15. Enfin, il n'y a pas lieu, dans les circonstances de l'espèce de faire droit aux conclusions de la préfète de la Gironde tendant à l'application des dispositions de l'article L. 761-1 du code de justice administrative.
En ce qui concerne le refus d'abroger l'interdiction de revenir en France :
16. Il ressort des pièces du dossier que M. E... est entré en France en janvier 2014 et s'est ensuite constamment maintenu sur le territoire national au moins jusqu'en août 2019. Par suite, il n'y a plus lieu de statuer sur sa demande tendant à l'annulation de la décision par laquelle la préfète de la Gironde a implicitement refusé d'abroger la décision du 10 octobre 2016 lui faisant interdiction de revenir sur le territoire national pendant une durée de deux ans.
DÉCIDE :
Article 1er : Le jugement du tribunal administratif de Bordeaux du 29 janvier 2020 est annulé en tant qu'il a prononcé l'annulation de l'arrêté pris par la préfète de la Gironde à l'encontre de M. F... le 5 août 2019, a enjoint à la préfète de la Gironde de délivrer un titre de séjour à M. F... et a mis à sa charge le versement à son conseil d'une somme de 1 000 euros en application des dispositions de l'article L. 761-1 du code de justice administrative et de l'article 37 de la loi du 10 juillet 1991 relative à l'aide juridique.

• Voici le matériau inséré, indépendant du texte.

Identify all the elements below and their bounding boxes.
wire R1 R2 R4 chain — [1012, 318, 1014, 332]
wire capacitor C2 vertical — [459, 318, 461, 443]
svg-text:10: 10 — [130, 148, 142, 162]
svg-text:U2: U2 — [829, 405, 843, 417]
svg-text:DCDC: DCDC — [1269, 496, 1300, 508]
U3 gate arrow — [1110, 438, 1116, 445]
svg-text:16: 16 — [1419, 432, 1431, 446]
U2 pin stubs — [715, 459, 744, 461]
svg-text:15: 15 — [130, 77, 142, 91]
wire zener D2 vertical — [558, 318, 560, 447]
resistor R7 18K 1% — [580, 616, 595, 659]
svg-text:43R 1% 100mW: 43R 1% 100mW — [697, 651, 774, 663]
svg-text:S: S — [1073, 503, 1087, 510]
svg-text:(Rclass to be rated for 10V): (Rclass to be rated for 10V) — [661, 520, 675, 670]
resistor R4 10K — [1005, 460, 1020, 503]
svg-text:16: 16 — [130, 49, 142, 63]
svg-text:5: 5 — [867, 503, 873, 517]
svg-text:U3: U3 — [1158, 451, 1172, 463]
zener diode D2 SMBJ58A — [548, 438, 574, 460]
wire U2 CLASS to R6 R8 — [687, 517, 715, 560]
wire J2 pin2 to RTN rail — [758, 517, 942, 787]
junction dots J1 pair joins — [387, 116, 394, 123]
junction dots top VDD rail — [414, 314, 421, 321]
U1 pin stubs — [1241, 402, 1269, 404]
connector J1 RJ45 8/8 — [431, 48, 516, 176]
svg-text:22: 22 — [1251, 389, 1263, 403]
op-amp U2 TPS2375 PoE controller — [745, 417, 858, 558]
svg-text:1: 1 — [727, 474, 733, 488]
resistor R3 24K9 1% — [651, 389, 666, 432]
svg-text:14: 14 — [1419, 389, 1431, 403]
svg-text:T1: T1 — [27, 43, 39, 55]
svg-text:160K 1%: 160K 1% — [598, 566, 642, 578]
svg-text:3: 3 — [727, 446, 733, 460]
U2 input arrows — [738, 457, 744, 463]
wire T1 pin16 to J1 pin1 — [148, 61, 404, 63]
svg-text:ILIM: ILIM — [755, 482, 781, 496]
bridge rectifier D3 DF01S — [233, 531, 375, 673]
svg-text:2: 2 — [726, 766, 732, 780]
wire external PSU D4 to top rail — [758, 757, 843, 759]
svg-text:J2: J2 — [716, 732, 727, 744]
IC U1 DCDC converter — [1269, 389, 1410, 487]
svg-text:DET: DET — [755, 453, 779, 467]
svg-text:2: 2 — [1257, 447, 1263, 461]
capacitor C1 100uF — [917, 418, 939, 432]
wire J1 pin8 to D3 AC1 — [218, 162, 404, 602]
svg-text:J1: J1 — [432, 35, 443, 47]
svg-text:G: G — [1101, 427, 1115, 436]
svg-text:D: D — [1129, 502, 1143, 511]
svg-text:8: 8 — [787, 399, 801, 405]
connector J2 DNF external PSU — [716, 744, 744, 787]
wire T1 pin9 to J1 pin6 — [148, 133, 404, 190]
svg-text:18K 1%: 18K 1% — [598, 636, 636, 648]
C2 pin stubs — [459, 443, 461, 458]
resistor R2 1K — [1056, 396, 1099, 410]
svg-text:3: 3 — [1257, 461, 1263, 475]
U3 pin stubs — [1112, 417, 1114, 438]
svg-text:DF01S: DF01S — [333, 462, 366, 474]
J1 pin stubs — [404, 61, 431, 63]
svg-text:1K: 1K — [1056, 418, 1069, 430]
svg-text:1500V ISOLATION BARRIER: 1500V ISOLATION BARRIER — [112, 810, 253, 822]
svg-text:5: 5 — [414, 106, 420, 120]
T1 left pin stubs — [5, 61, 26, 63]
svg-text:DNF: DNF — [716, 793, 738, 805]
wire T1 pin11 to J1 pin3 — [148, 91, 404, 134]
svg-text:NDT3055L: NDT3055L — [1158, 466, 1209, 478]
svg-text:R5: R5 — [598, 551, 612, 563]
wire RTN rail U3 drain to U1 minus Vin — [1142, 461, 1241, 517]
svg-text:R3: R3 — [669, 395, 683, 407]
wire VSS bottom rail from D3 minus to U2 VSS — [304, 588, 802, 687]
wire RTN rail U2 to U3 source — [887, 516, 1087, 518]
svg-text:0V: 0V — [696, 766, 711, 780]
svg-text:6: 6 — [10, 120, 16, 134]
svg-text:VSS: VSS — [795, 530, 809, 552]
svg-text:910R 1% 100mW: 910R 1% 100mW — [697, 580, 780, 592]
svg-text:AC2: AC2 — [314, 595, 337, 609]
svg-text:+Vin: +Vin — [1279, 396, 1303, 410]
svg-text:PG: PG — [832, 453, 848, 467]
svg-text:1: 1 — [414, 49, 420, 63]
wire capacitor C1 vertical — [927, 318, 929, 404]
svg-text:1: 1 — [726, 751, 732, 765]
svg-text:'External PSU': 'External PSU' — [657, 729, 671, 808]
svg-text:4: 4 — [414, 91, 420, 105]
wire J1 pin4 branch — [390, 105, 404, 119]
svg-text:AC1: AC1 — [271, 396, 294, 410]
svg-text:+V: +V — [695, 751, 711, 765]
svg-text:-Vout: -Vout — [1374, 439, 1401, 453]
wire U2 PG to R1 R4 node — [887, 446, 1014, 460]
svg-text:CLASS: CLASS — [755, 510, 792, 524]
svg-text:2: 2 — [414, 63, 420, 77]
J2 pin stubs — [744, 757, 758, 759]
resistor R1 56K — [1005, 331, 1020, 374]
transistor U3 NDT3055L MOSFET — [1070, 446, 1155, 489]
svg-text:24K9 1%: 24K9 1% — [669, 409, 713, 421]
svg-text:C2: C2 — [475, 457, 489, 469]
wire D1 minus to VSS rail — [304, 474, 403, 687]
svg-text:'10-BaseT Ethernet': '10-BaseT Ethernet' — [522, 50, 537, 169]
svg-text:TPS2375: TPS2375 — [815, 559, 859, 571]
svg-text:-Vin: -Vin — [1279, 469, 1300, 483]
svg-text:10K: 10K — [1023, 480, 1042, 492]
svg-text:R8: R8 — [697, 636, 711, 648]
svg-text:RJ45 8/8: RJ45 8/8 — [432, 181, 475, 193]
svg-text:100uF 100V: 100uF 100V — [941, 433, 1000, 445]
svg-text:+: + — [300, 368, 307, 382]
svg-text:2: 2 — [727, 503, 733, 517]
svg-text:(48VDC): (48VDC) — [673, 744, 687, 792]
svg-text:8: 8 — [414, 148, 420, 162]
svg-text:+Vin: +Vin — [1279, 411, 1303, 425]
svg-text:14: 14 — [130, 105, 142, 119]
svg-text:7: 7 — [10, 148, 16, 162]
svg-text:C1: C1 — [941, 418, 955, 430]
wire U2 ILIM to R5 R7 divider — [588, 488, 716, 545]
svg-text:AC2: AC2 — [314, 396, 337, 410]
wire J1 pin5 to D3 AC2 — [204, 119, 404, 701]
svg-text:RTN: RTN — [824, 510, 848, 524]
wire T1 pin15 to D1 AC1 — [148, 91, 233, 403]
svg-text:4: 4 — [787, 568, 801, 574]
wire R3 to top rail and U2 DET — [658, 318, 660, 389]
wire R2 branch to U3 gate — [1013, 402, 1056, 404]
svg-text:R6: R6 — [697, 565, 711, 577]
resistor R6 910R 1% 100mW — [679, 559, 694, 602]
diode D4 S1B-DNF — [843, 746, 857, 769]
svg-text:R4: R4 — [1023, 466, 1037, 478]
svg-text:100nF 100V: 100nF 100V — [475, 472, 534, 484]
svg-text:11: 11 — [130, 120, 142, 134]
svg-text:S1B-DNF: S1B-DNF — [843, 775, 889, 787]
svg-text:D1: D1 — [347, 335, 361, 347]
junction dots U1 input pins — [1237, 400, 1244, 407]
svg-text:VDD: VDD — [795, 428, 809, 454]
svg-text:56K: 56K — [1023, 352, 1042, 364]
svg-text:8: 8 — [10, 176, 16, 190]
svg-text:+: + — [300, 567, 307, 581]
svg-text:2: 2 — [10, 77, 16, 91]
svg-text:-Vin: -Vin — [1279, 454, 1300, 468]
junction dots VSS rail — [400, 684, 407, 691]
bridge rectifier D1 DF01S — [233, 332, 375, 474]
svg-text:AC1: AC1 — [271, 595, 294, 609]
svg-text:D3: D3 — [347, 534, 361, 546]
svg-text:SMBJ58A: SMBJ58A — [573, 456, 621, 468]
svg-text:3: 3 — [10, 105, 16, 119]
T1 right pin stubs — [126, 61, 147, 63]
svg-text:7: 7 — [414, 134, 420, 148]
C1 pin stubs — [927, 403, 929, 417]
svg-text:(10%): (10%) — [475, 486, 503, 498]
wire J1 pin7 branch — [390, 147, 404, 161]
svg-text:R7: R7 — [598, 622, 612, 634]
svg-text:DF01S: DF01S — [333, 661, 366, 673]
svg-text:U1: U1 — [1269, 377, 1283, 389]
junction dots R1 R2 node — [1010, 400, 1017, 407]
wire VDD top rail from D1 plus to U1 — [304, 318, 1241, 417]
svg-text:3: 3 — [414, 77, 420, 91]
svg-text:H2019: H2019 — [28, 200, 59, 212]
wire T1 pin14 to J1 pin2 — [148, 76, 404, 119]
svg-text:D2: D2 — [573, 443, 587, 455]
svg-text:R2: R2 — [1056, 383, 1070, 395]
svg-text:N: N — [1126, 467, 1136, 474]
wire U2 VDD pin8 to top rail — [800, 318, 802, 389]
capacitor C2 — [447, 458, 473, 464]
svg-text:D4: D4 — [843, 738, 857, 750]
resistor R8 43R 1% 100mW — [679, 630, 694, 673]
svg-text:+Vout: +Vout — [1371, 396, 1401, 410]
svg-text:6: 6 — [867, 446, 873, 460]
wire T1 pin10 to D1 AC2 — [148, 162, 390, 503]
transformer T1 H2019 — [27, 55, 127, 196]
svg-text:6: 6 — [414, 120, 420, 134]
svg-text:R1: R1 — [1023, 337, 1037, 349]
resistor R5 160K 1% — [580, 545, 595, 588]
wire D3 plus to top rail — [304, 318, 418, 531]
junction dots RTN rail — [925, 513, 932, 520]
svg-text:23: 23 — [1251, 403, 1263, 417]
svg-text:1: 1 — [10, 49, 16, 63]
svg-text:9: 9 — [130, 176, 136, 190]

Article 2 : Il n'y a pas lieu de statuer sur les conclusions présentées par le ministre de l'intérieur à l'encontre de ce jugement en tant qu'il a annulé la décision par laquelle la préfète de la Gironde a implicitement refusé d'abroger la décision du 10 octobre 2016 lui faisant interdiction de revenir sur le territoire national pendant une durée de deux ans.
Article 3 : Le surplus des conclusions de la requête est rejeté.
Article 4 : Les conclusions présentées devant le tribunal administratif et devant la cour par M. F... sont rejetées.
Article 5 : Le présent arrêt sera notifié à Mohamed F... et au préfet de la Gironde.
Délibéré après l'audience du 17 septembre 2020 à laquelle siégeaient :
M. Éric Rey-Bèthbéder, président,
Mme G..., présidente-assesseure,
M. Manuel D..., premier conseiller.
Lu en audience publique, le 15 octobre 2020.
Le rapporteur,
Manuel D...Le président,
Éric Rey-Bèthbéder
La greffière,
Angélique Bonkoungou
La République mande et ordonne au ministre de l'intérieur en ce qui le concerne et à tous huissiers de justice à ce requis en ce qui concerne les voies de droit commun, contre les parties privées, de pourvoir à l'exécution du présent arrêt.